TEMPO.CO, Surabaya - Kepala Polri Jenderal Badrodin Haiti menegaskan bahwa tiga polisi di Lumajang, Jawa Timur, bisa dijerat dengan pasal pidana bila terlibat gratifikasi dalam kasus tambang pasir liar di Desa Selok Awar-awar, Pasirian. Kasus itu mencuat setelah terjadi penganiayaan yang dialami dua warga penentang tambang yang satu di antaranya, yakni Salim alias Kancil, tewas.
“Meskipun jumlahnya kecil, bisa disebut gratifikasi,” kata Badrodin ketika mengunjungi Markas Kepolisian Daerah Jawa Timur, Selasa, 10 November 2015.
Tiga polisi itu adalah mantan Kepala Polsek Pasirian, yang kini menjadi Kepala Sub-Bagian Pengendalian Operasi Polres Lumajang, Ajun Komisaris Sudarminto; Kepala Unit Reserse Kriminal Ipda Samsul Hadi; serta Babinkamtibmas Aipda Sigit Pramono.

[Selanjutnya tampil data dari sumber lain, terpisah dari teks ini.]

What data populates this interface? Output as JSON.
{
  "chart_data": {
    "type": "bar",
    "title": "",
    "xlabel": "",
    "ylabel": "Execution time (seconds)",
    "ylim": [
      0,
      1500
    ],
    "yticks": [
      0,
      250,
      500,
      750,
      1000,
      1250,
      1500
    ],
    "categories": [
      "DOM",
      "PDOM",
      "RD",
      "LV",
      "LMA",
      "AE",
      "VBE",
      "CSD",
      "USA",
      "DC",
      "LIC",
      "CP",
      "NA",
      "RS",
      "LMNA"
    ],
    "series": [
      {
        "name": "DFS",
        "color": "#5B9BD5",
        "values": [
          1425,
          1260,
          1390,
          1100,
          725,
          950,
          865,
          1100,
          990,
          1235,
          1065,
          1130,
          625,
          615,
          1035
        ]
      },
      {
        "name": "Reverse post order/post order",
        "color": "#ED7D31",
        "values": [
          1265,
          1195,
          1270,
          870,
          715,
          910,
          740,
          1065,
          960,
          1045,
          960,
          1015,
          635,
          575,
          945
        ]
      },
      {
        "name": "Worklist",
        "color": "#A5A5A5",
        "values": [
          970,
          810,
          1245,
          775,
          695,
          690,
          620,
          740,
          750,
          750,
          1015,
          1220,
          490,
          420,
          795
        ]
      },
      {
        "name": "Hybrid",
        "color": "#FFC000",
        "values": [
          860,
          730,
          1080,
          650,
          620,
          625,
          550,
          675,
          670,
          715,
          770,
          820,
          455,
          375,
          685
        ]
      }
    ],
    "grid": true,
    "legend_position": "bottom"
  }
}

Ketiganya telah diputus bersalah menerima pungutan liar dari aktivitas tambang liar itu dalam sidang disiplin pada 19 Oktober 2015.
Dalam putusan tersebut, ketiga polisi dijatuhi hukuman, yaitu teguran tertulis, mutasi demosi (mutasi ke luar wilayah semula), dan penempatan kusus di sel tahanan selama 21 hari. Namun, Badrodin menjelaskan, putusan atas pelanggaran itu bukan berarti ketiganya melanggar pidana. "Kalau pelanggaran pidana, sudah pasti pelanggaran kode etik," katanya.
Secara terpisah, juru bicara Polda Jawa Timur, Komisaris Besar Argo Yuwono, mengatakan belum ada pemeriksaan kembali terkait dengan dugaan adanya gratifikasi terhadap Sudarminto dkk. “Adanya gratifikasi, biar penyidik yang membuktikan,” ujarnya.
Kasus ini bermula dari peristiwa penganiayaan yang mengakibatkan tewasnya Salim pada 26 September 2015. Dari pemeriksaan tersebut, polisi menangkap Haryono, kepala desa, dan puluhan tersangka lain dalam berbagai kasus, yakni penganiayaan, pembunuhan, penambangan liar, dan pencucian uang.
Haryono lalu mengungkapkan adanya keterlibatan beberapa oknum polisi dan pejabat. Di antaranya Sudarminto dkk itu. Belum jelas juga apakah putusan dari sidang disiplin itu sudah dieksekusi terhadap ketiganya.